А продавщица, пользовавшая милиционера своей снисходительностью, не одарит его милостью, а еще она не одарит ни налоговую инспекцию, ни пожохрану, ни СЭС, отчего сгинут от бескормицы проверяющие органы, скончается от несварения желудка министр, не изберется куда следует депутат, полетит вверх тормашками директор рыбзавода, передохнут мальки на очистной станции, начальник которой пойдет под суд, а его жена немедленно разведется с ним и выйдет за другого, дети откажутся от своего отца, предпочтя выглядеть сиротами в общественном мнении, чем иметь такого папашу. От хронического недоедания сгинет вся экологическая охрана во главе со сметливым лаборантом, умевшим из сточных вод приготовлять ессентуки, боржоми и нарзан в одном флаконе, пойдет по миру директор школы с тунгусским языком, а следом за ним пойдут туда же районо, гороно, облоно и все Министерство просвещения, погибнув вдали от Лазурных берегов и прочих центров цивилизации.
И не достанется денег таможенникам, и «крыша» развалится от недофинансирования, и банкир, жена которого не сможет родить еще одного банкира в условиях скудного освещения и ледяной воды, возопит, обращая к небу полное неизреченной муки лицо, а безымянный фельдшер, застрявший по дороге к банкиру, погибнет без шубы, без телефона и без дедушки. И, услыхав его нечеловеческий вопль, застонут горы великим стоном, адский свет озарит онемевшие от ужаса окрестности, взвоет гривастый волк на горах Млечного Пути, солнечные протуберанцы станут видны ночью, а в полдень взойдет над миром кровавая луна. И многие неисчислимые бедствия настанут в наших краях, океаны выйдут из берегов, затопив на много верст окрестности, и род человеческий в нашей стране прекратится…
Ты можешь взять на себя ответственность за столь великие разрушения? Я, например, не могу, — вздохнул Цыпляев.
Тогда Веня окончательно застыдился и нащупал в кармане приготовленную денежку.
— Так ты зачем пожаловал? — спросил его человек, единолично несший на своих плечах невыносимую тяжесть одной восьмой части суши.
— Насчет одной аварии желательно разузнать, — пробормотал Веня, стыдливо хрустнув купюрой.
Но рука дорожного стража категорично отвела смущенно тыкавшуюся в его ладонь мятую денежку.
— Убери, за кого ты меня принимаешь? — сурово произнес он. — Какие могут быть счеты между друзьями… Ну, право, ей-богу…
После чего деньги с чистой совестью взял. Потому как не хотел своим безответственным самоуправством способствовать гибели человечества.
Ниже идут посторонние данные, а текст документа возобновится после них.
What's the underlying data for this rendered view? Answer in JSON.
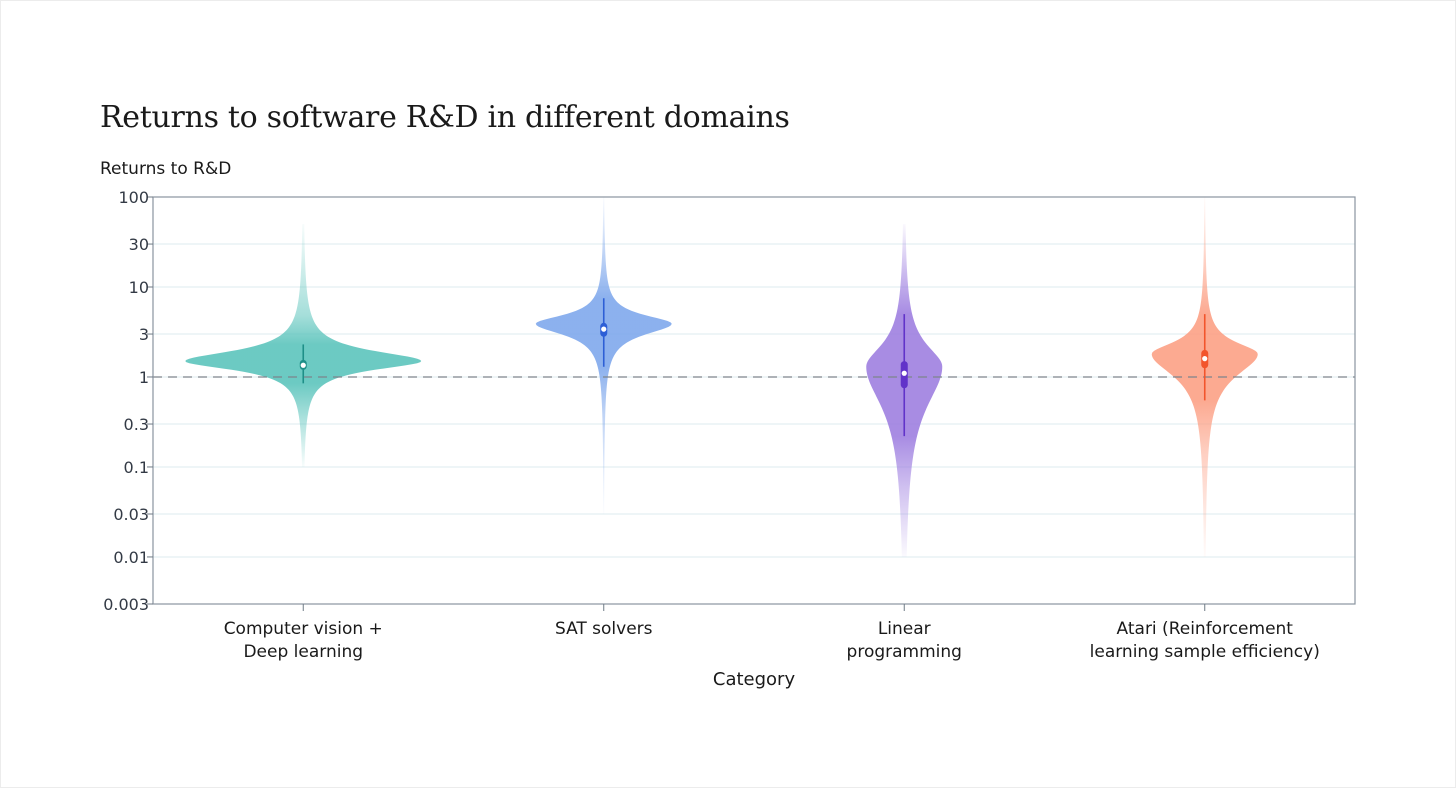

Как выяснилось, 15 июля все и произошло, аккурат в разгаре летней жары и повальной тяги граждан к местам купания, где можно окунать в воду разгоряченные тела, хохотать на берегу, жарить шашлыки из безымянных Шариков, впиваться зубами в грунтовые ставропольские помидоры и мять в кустах грудастых гражданок, то и дело взвизгивающих от повышенного внимания к себе, но вполне этим вниманием довольных.
— Отчего же она ни с того ни с сего в кювет нырнула? — удивился Веня, изучая протокол ДТП.
— Неизвестно, — пожал плечами Цыпляев. — Что ты хочешь от дамочки? Сажают за руль какую попало дрянь, которая своими авариями статистику в районе портит, а потом удивляются: почему да отчего… Сам посуди, погода сухая, на небе ни облачка, ни дождинки, дорога — что твоя скатерть, машина — мечта, то есть джип еще не окончательно старый и вполне способный передвигаться без помощи буксира. И что мы видим на таком благополучном фоне? Тормозной путь длиной с гулькин нос, джип в кювете, дамочку, горящую синим пламенем, а может, и желтым, поскольку я лично не имел удовольствия видеть эту приятную картину.
Веня рассмотрел схему происшествия. Тормозной путь на ней походил на волнистую, расходящуюся синусоиду, одним своим горбом заехавшую в кювет и там окончательно сгинувшую.
— Может, она пьяная была? — предположил Веня.
— Может, и пьяная, — согласился Цыпляев. — Только вряд ли. У нее на даче, кажись, пикник намечался с представителями районной власти, так чего ей накачиваться перед празднеством?
Веня задумчиво почесал за ухом.
— А что машина? В порядке была? Исправная?
— Вот заключение технической экспертизы. Еще сто лет ездила бы.
Веня непонятно зачем перерисовал схему ДТП, записал идентификационные номера автомобиля. Скорее всего — от безысходности.
Цыпляев опять протяжно вздохнул:
— Ох уж эти женщины за рулем… Ух, я бы их всех!.. Пусть бы на кухне сидели, борщи варили… И главное, понимаешь, деньги с них брать как-то неудобно. Вылезет такая фря с глазами и носиком и начнет что-то жалостливое лепетать, прямо надо каменное сердце иметь для таких случаев, которого я, честно говоря, почти не имею…
Машина отыскалась на стоянке возле ГАИ — груда искореженного обгорелого металла, местами ржавая от осенних дождей — эдакое сюрреалистическое воплощение адской мясорубки, уготованной нераскаявшимся грешникам. Воробьев обошел живописные руины и поежился, представив взметнувшееся над капотом пламя, шуршание оплавленной краски и гулкий звук взрыва.
Цыпляев равнодушно раскурил сигаретку.
— Кстати, в мое дежурство это и произошло, — заметил он. — Помнится мне, приехал я — а в кустарнике только дымок курится, кольцами завивается. Ехала на шашлыки, а из нее самой… — неприятно хихикнул он. — Кучка пепла осталась. Да еще кроссовка розовая.
— Какая кроссовка? — удивился Веня.
— Обыкновенная. Тридцать седьмого размера, не сильно поношенная. Ее, видно, взрывной волной отбросило. А больше ничего не нашли. Ни клочочка! — все разметало.
Веня огорошено почесал затылок:
— А разве так бывает? Чтобы ничего не осталось? Мне дедушка рассказывал, когда главарь тамбовской банды в машине сгорел, его труп по одной обгорелой косточке со следами перелома опознали. Что-нибудь да должно остаться. Ну, хоть пара ребер!
— Сам видишь, — развел руками Цыпляев, кивая на кучу мятого зазубренного железа.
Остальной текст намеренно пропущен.